Roatan is littered with shipwrecks.
Given the Caribbean’s 500 year history of exploration, conquest, war, piracy and other water-born mayhem added to storms, gales, hurricanes, and uncharted waters with coral reefs, it’s a wonder wrecked ships aren’t sticking outta the water all over. But the ocean has no patience for that as it constantly wears and tears at the ships, battering them to smithereens in a few short years. With what the waves and storms leave, corrosion and rot take over, and in mere decades all that is left are big durable components like anchors, shafts, cannon, and engines. Give the ocean half a century; coral, sand, sponges, and the like cover the new hard substrate and all evidence of the ship disappears.
For divers shipwrecks hold a fascination, challenge, and a glimpse into history. Approaching them underwater is a wonder of size, tragedy, death, and decay.
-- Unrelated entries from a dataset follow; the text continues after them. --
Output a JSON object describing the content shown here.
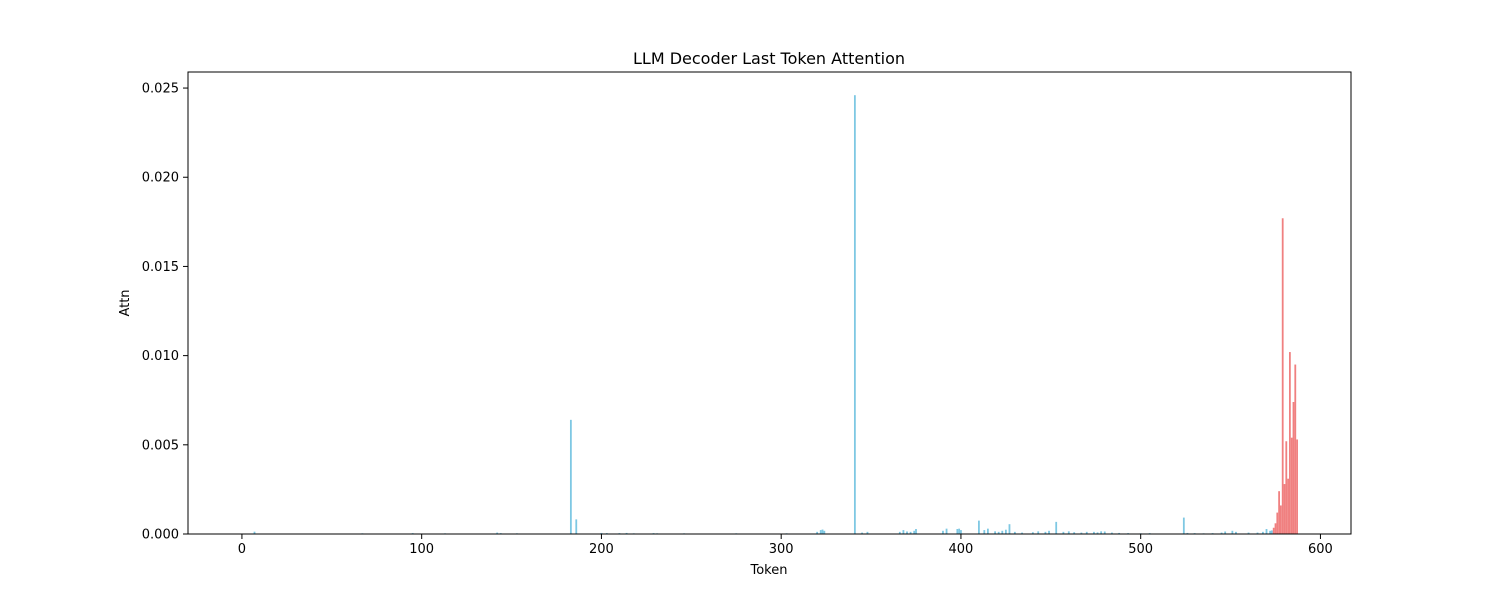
{
  "chart_data": {
    "type": "bar",
    "title": "LLM Decoder Last Token Attention",
    "xlabel": "Token",
    "ylabel": "Attn",
    "xlim": [
      -30,
      617
    ],
    "ylim": [
      0,
      0.0259
    ],
    "xticks": [
      0,
      100,
      200,
      300,
      400,
      500,
      600
    ],
    "xtick_labels": [
      "0",
      "100",
      "200",
      "300",
      "400",
      "500",
      "600"
    ],
    "yticks": [
      0,
      0.005,
      0.01,
      0.015,
      0.02,
      0.025
    ],
    "ytick_labels": [
      "0.000",
      "0.005",
      "0.010",
      "0.015",
      "0.020",
      "0.025"
    ],
    "grid": false,
    "legend": "none",
    "series": [
      {
        "color": "#7ec8e3",
        "x": [
          7,
          67,
          95,
          113,
          142,
          144,
          153,
          183,
          186,
          200,
          203,
          210,
          214,
          218,
          229,
          231,
          246,
          275,
          303,
          320,
          322,
          323,
          324,
          341,
          345,
          348,
          366,
          368,
          370,
          372,
          374,
          375,
          390,
          392,
          398,
          399,
          400,
          410,
          413,
          415,
          419,
          421,
          423,
          425,
          427,
          430,
          434,
          440,
          443,
          447,
          449,
          453,
          457,
          460,
          463,
          467,
          470,
          474,
          476,
          478,
          480,
          484,
          488,
          493,
          500,
          505,
          524,
          526,
          530,
          535,
          540,
          545,
          547,
          551,
          553,
          560,
          565,
          568,
          570,
          572,
          573
        ],
        "values": [
          0.00013,
          4e-05,
          5e-05,
          4e-05,
          8e-05,
          5e-05,
          4e-05,
          0.0064,
          0.00082,
          6e-05,
          5e-05,
          5e-05,
          6e-05,
          4e-05,
          5e-05,
          4e-05,
          4e-05,
          4e-05,
          4e-05,
          0.00012,
          0.00022,
          0.00025,
          0.00018,
          0.0246,
          8e-05,
          0.00012,
          0.00012,
          0.00022,
          0.00014,
          0.00012,
          0.00018,
          0.00028,
          0.00018,
          0.0003,
          0.00028,
          0.0003,
          0.00022,
          0.00075,
          0.00022,
          0.0003,
          0.00015,
          0.00012,
          0.00018,
          0.00024,
          0.00055,
          0.00012,
          8e-05,
          0.0001,
          0.00015,
          0.00012,
          0.00018,
          0.00068,
          0.00012,
          0.00015,
          0.0001,
          8e-05,
          0.00012,
          0.00012,
          9e-05,
          0.00015,
          0.00014,
          8e-05,
          6e-05,
          5e-05,
          4e-05,
          5e-05,
          0.00092,
          6e-05,
          5e-05,
          4e-05,
          5e-05,
          8e-05,
          0.00014,
          0.00018,
          0.00012,
          8e-05,
          8e-05,
          0.00012,
          0.00028,
          0.00018,
          0.0002
        ]
      },
      {
        "color": "#f08080",
        "x": [
          574,
          575,
          576,
          577,
          578,
          579,
          580,
          581,
          582,
          583,
          584,
          585,
          586,
          587
        ],
        "values": [
          0.00035,
          0.0006,
          0.0012,
          0.0024,
          0.0016,
          0.0177,
          0.0028,
          0.0052,
          0.0031,
          0.0102,
          0.0054,
          0.0074,
          0.0095,
          0.0053
        ]
      }
    ]
  }
}
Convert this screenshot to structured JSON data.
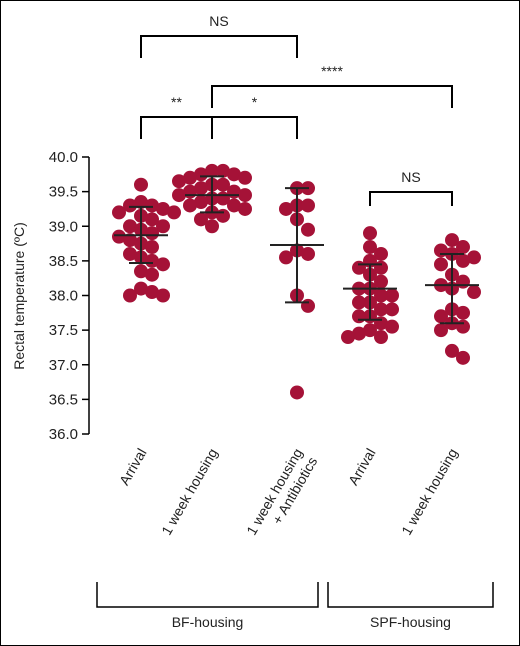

All are eerie in some way, and seem reluctant to give up their secrets.
Roatan has two Wreck Dives we do regularly; The El Aguila (The Eagle), a medium long freighter resting in 110 feet of water, and The Odyssey, sunk as a reef, also at a depth of about 110 feet.
The el Aguila
The nearest shipwreck to us, The El Aguila rests in a huge sand patch at 110 feet deep. The ship was sunk intact 1997, but even with the deck 80 feet below the surface it was not safe enough to withstand hurricane Mitch in October of 1998. The storm left the ship broken in half with the cargo bay split lengthwise and separated from the wheelhouse in the stern and the bow.
We tie up to the mooring affixed to the wheelhouse, and descend to the stern of the ship. The descent provides an overall view of the ship strewn about the sand patch as it fades in the distance towards the bow. We make our way down the side of the wheelhouse to the keel exploring over and around the rear portion of the ship for elusive sea residents.
Ending our visit to this portion of the ship we make our way forward through the split and scattered cargo holds. The forces 0f the hurricane are very apparent here with large sheets of steel and structural members lying about the bottom like so much paper litter. The upside to the destruction is that it provides a lot of habitat for the bottom dwellers. Moray Eels, Angel-fish, Snappers, Tangs, and huge Groupers populate the ecosystem made up of the wreckage.
The bow is detached but standing almost upright on its keel. Sheared off from the storm we ascend past decks to the remains of the mast at the bow. Photo ops abound here, and the fish seem to congregate about this vertical structure. The dive on the ship ends here as we make our way over to the reef nearby, and begin our slow ascent to the boat.
The Odyssey is a 300′ freighter which was cleaned up and sunk as an artificial reef in 2002 after an onboard fire put her outta commission. The ship is purported to be one of the largest in the Caribbean, and rests on a giant sand patch at a depth of 110 feet, off the shore of the picturesque village of Mud Hole.
Originally altered to safely allow penetration dives, over the years storms and deterioration have taken their toll, and diving inside the ship is not recommended.
The dive starts at the stern of the ship descending to the keel from the mooring line. The stern structure leans about 25° to the starboard (increasing yearly) giving a strange skewed perspective to the dive as we swim spiraling up, exploring our way to the bridge. From here we swim forward over the football field size cargo hold which has been flattened by corrosion and the winter storms here we call “Northers”. The bow of the ship is canted even further to the side and walls become floors (bulkheads become decks?). As the dive ends and our NDLs decrease we make our way to the adjacent reef, and slowly ascend to the boat.